The Smoking Gun, God knows how they do it, have got their hands on some sealed documents from the case against Michael Jackson. They have, of course, unsealed them and put them online. It turns out that hell-bent District Attorney, Tom Sneddon, so busy with actual cases against actual criminals, had no time to write a new document and instead copied and pasted entire paragraphs from a 1993 case against Jackson that, although settled out of court, is worth noting, two Grand Juries failed to indict.

However, what's new ten years later is the discovery of - shock horror - pornography under Jackson's bed. A couple of items don't count, in my estimation, as porn, though they appear on the police inventory as such. The first, the dubious sounding, "Chop Suey Club" is described in Sneddon's document as containing "photos of nude young boys." While it may sound to the uninitiated like some Asian rough trade volume, the book is actually by famed fashion photographer Bruce Weber and available on Amazon. (Check it out.)

The second, "Poo-Chi," detectives wrote, contained "photographs of female groin area." Officers, they only look like the female groin area!

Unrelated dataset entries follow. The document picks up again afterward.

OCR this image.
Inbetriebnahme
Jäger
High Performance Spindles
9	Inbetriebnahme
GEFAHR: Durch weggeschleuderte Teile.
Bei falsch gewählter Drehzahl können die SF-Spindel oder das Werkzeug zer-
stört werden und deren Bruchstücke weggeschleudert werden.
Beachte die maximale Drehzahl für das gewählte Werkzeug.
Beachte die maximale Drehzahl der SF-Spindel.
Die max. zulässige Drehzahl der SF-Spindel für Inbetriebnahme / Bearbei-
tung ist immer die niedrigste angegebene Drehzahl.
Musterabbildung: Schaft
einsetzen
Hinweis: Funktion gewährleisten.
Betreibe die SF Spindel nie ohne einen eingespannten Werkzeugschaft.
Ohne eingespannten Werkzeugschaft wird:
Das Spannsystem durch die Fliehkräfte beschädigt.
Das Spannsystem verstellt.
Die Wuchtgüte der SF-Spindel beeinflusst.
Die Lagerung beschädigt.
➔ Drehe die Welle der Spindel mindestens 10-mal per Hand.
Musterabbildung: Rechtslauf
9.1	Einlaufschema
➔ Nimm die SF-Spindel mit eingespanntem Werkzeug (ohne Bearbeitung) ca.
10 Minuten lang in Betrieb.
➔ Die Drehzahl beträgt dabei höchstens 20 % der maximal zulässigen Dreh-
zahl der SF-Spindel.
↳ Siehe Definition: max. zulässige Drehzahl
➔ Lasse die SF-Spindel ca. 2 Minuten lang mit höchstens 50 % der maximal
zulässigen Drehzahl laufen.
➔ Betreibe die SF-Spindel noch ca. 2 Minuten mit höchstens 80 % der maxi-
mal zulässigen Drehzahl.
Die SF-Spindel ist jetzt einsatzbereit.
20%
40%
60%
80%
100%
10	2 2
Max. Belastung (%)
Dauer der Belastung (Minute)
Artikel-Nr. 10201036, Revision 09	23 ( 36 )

The volume is the, um, inventive work of Mayumi Lake, who photographs underarms and knees to create the illusion that you are looking at a woman's nether region. Very funny, Mr Jackson. Though we didn't expect you to have a sense of humour.

Funnier still and perhaps more unexpected is the actual porn discovered in Jackson's bedroom and the thought with which I'd like to leave you agiggling tonight. Amongst such mainstays as Swank, Club, and Couples was a Director's Cut DVD of the Hustler produced documentary, 'Pimp's Up, Ho's Down.'

And if you're surprised by Jackson's taste, consider the black fedora, the single white glove and the sequined socks and it all begins to make sense. Cha'mone!